Data from the highest monetary entity indicate that Throughout 2020, the Government had an exchange buffer in which the TCRM was devalued by about 20 points. It began like this around July of that year and ended at the end of the pandemic at an almost equilibrium level, which lasted until April of this year. On April 22, the real exchange rate began to fall behind by 99 points.
What is most clear to financial operators is that the monetary entity is going to play very fine with crawling to avoid complicating imbalances. The official exchange rate of $148 at wholesale and $151 at retail should grow 10% to return to the level indicated by the commitment assumed with the IMF in March.
Santiago Manoukian, economist at Ecolatina, told Ámbito that “there is no room to continue delaying the exchange rate as has been done in other times” since, as he indicated, “that effectiveness has been reduced.”
“We are at a real exchange rate level that does not contribute to overcoming a sustainable account surplus over time,” said Manoukian, who argued that “it threatens the need to accumulate international reserves.” The economist affirms, however, that on the other hand, the acceleration of the crawling peg “can contribute to the inflationary dynamics and consolidate a higher floor”. In this context, he says that the level of the exchange rate gap “is incompatible with a scenario of economic stability going forward and therefore requires continuing to bring the exchange rate to a level more similar to inflation, which is what we think the Government is trying”.

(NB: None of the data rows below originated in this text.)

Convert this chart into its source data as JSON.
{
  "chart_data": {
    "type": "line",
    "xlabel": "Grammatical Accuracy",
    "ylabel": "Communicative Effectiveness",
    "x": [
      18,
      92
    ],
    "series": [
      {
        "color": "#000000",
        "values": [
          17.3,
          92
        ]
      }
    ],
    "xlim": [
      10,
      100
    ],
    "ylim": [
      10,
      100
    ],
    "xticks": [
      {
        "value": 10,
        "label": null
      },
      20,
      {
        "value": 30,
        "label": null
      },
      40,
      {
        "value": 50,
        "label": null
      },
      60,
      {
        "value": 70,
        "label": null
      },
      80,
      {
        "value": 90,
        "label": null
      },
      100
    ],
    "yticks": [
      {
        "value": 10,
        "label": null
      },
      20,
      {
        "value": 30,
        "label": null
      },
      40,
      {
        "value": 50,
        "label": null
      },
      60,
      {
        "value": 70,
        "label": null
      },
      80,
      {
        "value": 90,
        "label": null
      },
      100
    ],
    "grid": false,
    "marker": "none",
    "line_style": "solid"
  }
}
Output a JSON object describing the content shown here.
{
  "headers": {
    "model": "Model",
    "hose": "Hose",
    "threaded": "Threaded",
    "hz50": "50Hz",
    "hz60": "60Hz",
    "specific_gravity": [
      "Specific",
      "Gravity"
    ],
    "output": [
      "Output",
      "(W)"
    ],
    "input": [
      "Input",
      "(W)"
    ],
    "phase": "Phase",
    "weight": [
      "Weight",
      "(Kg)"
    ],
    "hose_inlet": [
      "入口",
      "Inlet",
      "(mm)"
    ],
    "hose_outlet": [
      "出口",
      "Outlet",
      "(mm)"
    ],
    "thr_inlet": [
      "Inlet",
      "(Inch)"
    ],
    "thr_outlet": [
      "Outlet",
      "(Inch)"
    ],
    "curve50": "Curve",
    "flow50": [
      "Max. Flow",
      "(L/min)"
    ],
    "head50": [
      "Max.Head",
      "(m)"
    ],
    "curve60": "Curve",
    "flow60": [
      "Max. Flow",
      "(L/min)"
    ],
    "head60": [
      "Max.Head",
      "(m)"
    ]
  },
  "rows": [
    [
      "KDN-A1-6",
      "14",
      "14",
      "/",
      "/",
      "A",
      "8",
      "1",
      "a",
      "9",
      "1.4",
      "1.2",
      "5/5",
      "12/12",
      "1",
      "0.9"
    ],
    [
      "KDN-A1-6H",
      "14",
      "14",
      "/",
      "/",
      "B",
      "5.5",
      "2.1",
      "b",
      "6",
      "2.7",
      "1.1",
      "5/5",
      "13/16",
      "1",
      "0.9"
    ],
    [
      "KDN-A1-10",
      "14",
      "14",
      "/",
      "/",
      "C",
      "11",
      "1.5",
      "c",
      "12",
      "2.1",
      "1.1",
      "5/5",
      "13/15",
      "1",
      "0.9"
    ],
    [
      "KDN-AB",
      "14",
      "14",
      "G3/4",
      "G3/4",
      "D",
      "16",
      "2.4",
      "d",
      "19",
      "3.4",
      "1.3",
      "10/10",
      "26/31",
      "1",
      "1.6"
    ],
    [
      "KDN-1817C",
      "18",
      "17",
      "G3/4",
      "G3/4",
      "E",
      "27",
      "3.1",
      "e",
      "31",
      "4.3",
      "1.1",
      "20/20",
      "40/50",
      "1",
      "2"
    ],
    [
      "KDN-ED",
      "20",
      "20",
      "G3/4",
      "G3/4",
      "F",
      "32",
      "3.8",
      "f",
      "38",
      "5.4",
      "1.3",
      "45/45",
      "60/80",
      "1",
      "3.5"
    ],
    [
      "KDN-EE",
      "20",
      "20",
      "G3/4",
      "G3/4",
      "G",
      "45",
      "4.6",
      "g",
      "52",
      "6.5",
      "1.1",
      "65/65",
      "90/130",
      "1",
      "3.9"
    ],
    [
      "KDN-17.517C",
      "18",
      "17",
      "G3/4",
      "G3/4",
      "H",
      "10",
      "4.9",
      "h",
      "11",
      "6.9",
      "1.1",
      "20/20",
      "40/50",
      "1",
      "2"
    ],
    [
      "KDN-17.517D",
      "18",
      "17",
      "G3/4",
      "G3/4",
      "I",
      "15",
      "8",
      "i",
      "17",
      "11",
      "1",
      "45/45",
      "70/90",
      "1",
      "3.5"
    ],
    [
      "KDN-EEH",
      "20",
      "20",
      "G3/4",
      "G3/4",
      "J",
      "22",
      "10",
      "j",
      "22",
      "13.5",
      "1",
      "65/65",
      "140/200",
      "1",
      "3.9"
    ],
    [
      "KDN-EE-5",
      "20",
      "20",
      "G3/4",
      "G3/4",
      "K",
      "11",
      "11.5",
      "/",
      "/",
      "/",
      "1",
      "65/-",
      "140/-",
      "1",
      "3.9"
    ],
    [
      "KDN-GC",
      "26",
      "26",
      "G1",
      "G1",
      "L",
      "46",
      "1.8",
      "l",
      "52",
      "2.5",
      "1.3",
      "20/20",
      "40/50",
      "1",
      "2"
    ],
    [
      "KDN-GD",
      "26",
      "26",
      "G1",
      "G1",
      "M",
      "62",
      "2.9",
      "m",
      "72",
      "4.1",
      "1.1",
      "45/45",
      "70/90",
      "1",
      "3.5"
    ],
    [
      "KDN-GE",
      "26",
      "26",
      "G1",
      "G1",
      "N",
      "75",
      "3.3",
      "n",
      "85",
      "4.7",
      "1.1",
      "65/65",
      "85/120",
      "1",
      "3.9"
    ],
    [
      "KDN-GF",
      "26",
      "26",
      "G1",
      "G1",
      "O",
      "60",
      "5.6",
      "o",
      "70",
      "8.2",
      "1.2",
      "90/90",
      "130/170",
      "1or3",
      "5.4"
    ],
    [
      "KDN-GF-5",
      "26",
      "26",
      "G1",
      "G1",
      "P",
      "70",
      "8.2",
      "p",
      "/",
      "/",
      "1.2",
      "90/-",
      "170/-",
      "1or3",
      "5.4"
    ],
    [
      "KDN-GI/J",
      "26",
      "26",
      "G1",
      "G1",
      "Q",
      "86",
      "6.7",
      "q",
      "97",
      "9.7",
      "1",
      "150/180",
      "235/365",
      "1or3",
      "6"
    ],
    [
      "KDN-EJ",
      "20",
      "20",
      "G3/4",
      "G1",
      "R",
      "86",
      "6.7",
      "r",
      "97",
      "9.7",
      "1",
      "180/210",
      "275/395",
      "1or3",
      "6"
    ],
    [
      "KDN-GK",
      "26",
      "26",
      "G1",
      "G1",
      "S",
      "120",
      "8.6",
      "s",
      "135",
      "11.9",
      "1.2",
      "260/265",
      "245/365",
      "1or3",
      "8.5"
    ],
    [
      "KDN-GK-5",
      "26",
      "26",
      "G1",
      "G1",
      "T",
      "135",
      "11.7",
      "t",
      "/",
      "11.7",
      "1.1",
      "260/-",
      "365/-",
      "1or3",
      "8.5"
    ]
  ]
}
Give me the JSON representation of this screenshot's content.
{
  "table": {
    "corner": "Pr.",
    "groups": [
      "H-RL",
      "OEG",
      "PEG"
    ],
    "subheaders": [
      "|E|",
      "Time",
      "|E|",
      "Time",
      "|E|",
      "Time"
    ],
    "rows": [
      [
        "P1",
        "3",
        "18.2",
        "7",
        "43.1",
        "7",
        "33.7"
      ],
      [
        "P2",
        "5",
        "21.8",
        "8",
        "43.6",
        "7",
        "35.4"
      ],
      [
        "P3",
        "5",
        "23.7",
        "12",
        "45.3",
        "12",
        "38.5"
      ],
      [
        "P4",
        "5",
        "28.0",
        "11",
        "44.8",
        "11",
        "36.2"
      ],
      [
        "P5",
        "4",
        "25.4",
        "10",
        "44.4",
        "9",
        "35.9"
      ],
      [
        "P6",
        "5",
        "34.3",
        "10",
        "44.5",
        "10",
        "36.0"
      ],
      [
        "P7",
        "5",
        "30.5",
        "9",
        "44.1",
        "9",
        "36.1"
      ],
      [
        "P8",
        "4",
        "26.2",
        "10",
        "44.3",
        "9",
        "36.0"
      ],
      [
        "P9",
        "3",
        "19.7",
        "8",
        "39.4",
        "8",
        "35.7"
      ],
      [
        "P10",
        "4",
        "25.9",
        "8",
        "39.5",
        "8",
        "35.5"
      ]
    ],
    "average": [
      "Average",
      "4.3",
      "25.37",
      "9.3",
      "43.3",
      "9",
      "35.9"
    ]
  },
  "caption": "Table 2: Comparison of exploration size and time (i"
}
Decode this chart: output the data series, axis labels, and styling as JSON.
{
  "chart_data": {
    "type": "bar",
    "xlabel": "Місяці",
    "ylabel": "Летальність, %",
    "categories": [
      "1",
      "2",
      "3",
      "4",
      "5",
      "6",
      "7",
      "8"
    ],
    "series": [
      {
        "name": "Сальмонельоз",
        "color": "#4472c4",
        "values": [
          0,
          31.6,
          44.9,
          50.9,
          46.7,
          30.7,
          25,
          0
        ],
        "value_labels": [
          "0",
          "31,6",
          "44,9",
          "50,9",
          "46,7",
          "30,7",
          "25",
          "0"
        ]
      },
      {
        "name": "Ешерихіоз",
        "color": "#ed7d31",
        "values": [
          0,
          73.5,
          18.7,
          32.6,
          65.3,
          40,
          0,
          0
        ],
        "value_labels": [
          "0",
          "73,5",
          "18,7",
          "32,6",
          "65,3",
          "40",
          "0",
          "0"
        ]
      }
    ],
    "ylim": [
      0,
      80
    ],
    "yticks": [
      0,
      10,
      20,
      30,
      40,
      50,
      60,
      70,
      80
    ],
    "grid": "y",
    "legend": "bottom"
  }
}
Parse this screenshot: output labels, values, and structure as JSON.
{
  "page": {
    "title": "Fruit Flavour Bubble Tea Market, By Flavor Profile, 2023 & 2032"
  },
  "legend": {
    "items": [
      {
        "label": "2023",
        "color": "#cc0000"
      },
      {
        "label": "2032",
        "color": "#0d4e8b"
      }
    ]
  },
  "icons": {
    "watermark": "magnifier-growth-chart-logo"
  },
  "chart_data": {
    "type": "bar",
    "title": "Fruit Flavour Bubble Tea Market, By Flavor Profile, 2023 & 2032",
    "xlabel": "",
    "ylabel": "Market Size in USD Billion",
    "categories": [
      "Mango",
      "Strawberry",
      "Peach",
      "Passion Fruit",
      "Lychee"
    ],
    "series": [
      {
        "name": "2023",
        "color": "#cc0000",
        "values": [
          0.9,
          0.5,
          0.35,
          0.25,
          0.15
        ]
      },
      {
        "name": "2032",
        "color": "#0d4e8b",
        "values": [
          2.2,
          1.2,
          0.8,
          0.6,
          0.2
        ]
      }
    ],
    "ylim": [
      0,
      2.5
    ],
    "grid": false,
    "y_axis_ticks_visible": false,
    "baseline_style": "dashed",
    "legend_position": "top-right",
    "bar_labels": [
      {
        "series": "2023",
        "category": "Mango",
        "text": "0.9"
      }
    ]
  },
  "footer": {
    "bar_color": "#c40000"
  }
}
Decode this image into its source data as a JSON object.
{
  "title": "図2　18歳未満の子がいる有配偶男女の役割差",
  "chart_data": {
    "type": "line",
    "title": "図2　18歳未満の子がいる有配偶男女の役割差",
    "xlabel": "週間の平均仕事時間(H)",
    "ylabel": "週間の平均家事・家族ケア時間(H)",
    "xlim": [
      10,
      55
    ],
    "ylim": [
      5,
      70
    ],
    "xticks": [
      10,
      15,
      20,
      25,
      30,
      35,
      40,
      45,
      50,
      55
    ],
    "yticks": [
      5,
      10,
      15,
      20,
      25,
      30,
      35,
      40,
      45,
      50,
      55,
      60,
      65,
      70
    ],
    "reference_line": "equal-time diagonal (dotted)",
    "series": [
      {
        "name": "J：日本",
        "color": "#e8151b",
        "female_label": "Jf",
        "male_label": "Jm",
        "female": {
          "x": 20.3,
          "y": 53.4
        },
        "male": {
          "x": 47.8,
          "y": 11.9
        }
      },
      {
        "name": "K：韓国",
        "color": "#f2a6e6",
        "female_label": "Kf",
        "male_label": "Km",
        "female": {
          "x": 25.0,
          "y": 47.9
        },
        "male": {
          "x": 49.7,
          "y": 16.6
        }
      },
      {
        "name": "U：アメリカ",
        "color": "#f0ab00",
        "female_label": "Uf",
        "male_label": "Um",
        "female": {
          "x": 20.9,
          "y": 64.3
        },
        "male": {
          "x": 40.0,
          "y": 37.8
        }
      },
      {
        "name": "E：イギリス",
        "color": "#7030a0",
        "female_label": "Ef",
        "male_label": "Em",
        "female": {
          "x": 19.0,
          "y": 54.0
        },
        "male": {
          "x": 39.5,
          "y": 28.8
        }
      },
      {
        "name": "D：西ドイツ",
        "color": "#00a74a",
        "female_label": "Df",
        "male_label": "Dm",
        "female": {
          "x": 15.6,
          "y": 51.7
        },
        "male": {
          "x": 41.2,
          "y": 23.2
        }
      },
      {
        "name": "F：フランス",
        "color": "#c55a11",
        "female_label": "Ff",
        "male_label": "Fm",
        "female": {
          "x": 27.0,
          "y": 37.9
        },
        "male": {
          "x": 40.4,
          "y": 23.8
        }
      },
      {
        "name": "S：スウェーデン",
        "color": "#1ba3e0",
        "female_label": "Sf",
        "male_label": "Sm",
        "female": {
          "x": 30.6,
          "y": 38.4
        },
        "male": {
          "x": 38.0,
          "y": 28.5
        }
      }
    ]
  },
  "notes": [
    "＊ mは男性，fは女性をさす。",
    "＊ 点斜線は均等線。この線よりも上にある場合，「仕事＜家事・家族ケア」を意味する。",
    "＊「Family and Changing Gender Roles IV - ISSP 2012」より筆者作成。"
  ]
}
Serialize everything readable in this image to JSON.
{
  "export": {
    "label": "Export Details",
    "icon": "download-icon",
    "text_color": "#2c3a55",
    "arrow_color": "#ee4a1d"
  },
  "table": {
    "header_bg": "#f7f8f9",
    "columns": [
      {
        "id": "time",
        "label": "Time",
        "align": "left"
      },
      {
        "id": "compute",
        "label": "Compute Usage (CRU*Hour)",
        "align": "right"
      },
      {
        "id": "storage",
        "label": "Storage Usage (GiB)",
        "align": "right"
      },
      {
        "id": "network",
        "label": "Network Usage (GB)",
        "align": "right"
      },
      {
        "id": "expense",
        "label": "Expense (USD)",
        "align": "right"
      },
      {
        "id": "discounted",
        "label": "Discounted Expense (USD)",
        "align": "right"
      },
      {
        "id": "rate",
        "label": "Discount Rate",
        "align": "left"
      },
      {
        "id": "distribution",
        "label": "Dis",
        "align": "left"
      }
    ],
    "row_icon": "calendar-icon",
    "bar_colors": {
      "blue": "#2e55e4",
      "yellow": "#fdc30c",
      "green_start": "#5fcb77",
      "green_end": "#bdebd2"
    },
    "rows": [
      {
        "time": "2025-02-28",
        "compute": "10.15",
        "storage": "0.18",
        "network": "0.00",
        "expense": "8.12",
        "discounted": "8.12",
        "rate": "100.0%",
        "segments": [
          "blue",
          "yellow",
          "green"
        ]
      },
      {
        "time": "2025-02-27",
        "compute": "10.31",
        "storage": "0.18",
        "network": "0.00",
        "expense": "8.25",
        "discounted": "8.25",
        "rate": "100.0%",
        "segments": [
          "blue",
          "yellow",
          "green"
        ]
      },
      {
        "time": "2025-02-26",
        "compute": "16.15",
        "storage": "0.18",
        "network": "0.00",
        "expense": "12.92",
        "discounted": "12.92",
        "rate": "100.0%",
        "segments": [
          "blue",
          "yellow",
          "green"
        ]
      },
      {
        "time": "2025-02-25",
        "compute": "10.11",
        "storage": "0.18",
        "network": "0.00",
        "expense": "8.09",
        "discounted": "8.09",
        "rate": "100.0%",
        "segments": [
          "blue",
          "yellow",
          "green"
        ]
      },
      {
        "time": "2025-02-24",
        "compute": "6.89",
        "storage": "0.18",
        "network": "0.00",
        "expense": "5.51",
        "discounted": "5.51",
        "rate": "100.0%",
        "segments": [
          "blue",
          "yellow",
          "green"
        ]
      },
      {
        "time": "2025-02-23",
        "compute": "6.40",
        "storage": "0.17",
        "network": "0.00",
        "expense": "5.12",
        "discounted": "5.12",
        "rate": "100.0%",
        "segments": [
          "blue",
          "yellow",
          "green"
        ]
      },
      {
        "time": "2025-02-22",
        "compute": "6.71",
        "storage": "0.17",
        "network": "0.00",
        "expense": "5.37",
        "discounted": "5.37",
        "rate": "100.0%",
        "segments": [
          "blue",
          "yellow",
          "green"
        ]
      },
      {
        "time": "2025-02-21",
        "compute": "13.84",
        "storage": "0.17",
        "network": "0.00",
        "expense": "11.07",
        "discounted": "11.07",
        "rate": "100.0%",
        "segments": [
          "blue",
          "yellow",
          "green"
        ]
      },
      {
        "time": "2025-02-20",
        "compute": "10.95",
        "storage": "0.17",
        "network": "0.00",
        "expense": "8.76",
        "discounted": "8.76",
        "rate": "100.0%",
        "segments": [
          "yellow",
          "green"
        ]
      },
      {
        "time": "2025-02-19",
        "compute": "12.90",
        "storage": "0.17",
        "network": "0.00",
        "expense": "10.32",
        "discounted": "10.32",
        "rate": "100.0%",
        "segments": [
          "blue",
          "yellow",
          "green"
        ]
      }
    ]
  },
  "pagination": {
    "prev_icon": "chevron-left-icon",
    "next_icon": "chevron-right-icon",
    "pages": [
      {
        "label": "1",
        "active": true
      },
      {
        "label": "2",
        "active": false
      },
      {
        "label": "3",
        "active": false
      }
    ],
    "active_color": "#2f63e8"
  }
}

According to market sources indicated to Ámbito, during the moment in which the highest level of liquidation of the soybean dollar occurred, the rate of devaluation was 7% per month, but after that, in recent days, the Central Bank reduced to a level of 5%. Now they expect the monetary entity to try to keep up with the crawling peg “slightly below the interest rate” which currently stands at 6.12%.
Javier Marcus, Business Manager of Southern Trust, assures that “it is not possible” for the BCRA to delay the exchange rate more than it is now. One explanation is that today almost half of imports are already channeled through non-automatic licenses and if there is a higher level of expectation of devaluation, companies “will tend to set prices based on it.” Marcus considers that a greater precision of the monetary entity can be seen by setting special exchange rates by sectors in order to allow a greater entry of foreign currency, as happened with the soybean dollar.
In that senseVíctor Beker, director of the Center for Studies of the New Economy (CENE) of the University of Belgrano, presented the proposal to introduce a differential exchange rate for all exports of goods and services that do not make up the consumer basket, as a first step towards an exchange split that would allow the blue market to be legalized.
“It is time to set up a financial market through which operations of this nature would be channeled, including tourism, and in which foreign sales of goods and services that do not have an impact on the consumer basket would be settled. This would include some regional productions, as well as exports from the knowledge economy”, he pointed out.